Being freed from traditional classroom constraints, students whole-heartedly embraced the concept of mobile learning, quickly making their new tools a part of their daily lives. As a result, the educational environment at EAFIT has transformed an already dynamic community into an even more vibrant and progressive place to learn. Students have been able to take a more active role in shaping and steering their educational experience because of HP technology. For example, by taking PC tablets and other handheld devices with them wherever they go, they are able to interact with their subject matter while in the “real world.” As a result, they are able to make stronger connections between the theories they learn in the classroom and what they see in the working world around them, especially in the areas of math and science.

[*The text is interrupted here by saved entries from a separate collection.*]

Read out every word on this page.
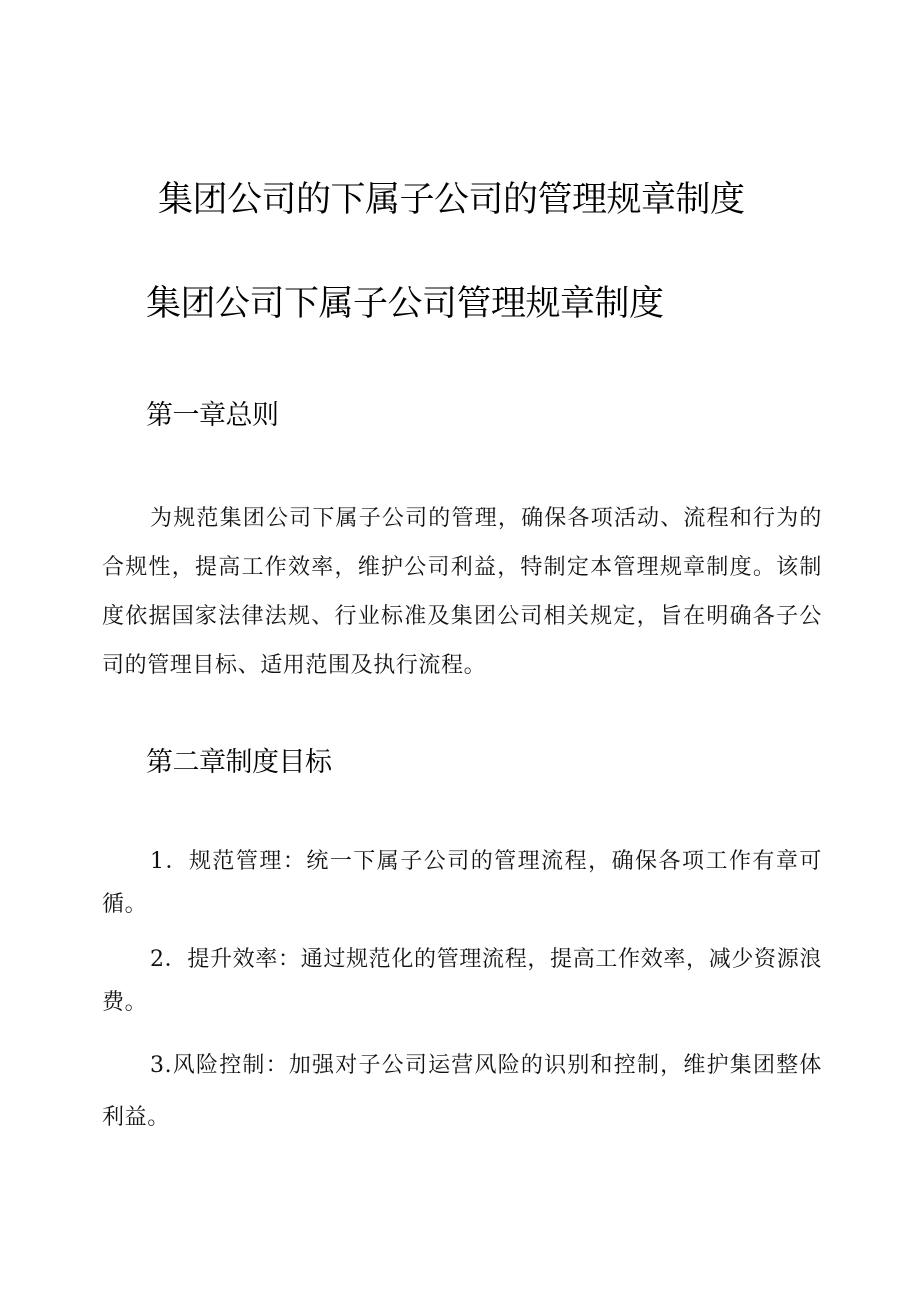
集团公司的下属子公司的管理规章制度
集团公司下属子公司管理规章制度
第一章总则

为规范集团公司下属子公司的管理，确保各项活动、流程和行为的合规性，提高工作效率，维护公司利益，特制定本管理规章制度。该制度依据国家法律法规、行业标准及集团公司相关规定，旨在明确各子公司的管理目标、适用范围及执行流程。

第二章制度目标

1．规范管理：统一下属子公司的管理流程，确保各项工作有章可循。

2．提升效率：通过规范化的管理流程，提高工作效率，减少资源浪费。

3.风险控制：加强对子公司运营风险的识别和控制，维护集团整体利益。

Technology leads to inspiration

“Once the technology came to the classroom, it was the students who started to change the dynamics of the activity in a way that was much more common, more natural, taking part in these processes collaboratively,” said Juan Luis Mejía Arango, President, EAFIT University. “Not just participating in the way that the professors asked them to, but also complementing and contrasting with what the professor asked of them. This created a situation that went beyond the traditional outline prepared for that class. That led us to construct a teaching model we had never done before, because we had never been in this situation.”

One of the most exciting aspects of the EAFIT and HP relationship is how it has inspired professors and students to try out new approaches to education. It has elevated and expanded the school environment by actually encouraging new ways to learn. Students have been able to divide into smaller working groups, collaborate on a specific topic and then share their work with other groups. Professors have been able to create customized programs that demonstrate advanced concepts in three-dimensional ways, something that would be impossible to do on a traditional chalkboard. They can then share those concepts with students wherever—and on whatever mobile device—they choose.

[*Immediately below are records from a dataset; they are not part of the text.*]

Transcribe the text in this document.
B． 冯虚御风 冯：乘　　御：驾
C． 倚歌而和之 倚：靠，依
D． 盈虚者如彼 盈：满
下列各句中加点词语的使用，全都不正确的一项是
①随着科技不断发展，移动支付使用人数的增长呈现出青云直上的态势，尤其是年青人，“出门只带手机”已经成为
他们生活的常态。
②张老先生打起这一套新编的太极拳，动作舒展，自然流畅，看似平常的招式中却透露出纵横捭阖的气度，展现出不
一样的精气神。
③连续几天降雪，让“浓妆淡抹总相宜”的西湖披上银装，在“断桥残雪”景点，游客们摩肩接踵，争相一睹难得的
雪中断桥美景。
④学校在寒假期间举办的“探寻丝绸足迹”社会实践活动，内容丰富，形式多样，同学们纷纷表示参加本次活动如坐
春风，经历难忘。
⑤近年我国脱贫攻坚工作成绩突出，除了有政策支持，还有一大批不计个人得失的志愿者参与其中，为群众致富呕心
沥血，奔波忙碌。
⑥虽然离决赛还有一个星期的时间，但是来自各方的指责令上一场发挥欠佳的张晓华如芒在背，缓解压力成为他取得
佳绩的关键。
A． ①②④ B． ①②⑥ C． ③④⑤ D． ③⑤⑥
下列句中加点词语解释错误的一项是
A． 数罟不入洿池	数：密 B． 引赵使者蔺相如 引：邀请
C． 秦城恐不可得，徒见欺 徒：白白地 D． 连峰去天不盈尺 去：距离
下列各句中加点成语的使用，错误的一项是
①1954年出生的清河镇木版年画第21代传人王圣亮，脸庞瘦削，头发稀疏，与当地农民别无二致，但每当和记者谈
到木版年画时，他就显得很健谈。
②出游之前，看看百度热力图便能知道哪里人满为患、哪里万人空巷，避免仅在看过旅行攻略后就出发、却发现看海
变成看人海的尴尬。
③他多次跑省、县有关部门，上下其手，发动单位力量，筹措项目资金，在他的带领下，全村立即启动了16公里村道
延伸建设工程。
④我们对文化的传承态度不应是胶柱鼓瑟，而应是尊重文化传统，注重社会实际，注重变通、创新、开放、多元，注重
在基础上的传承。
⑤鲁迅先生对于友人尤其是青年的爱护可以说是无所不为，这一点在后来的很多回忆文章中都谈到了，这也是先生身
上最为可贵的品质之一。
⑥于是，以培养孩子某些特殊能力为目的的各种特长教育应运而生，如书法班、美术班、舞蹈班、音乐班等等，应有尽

Professor Helmuth Trefftz has created an “augmented reality” lab that allows students and teachers to participate in virtual reality simulations and to interact in real time from remote locations.

Collaborative learning

Perhaps the most remarkable outcome is that EAFIT has shown how the learning process can be strengthened when it becomes a collaborative exercise. As a result of campus-wide technology and Internet access, the student body has been brought together, communicating and sharing ideas in real time. Through the Internet—blogs, e-mail, instant messaging—and other channels, the students are able to talk to each other and to professors, sharing their findings and asking questions as they go. The interactive part of learning has become much more immediate and accessible, allowing for a more dynamic exchange of knowledge and perspectives.

“Mobile classrooms and technology are benefiting our students in several ways. One thing is just the fact of having the technology—we believe and it has been proven—gives comprehensive capacity for students to come together with all the development of the learning process,” said Felix Londoño, Director of Research and Education, EAFIT University. “Computer technology and, in this case, mobile technology allows students to have access to more resources. And one very important thing that came through these projects, is that technology encourages a more social interaction and a more natural interaction among students and between the students and the professor.”

HP Technology enables collaboration, which builds connections. Connections that make it possible for EAFIT to bring students, professors, and academic administrators closer together to form tighter bonds as they explore how to achieve greater educational goals. With the help of HP engineers, HP and EAFIT are working together to show how the intelligent application of technology can free individuals from the constraints of a wired, stationary world, creating a more dynamic and productive knowledge-based community.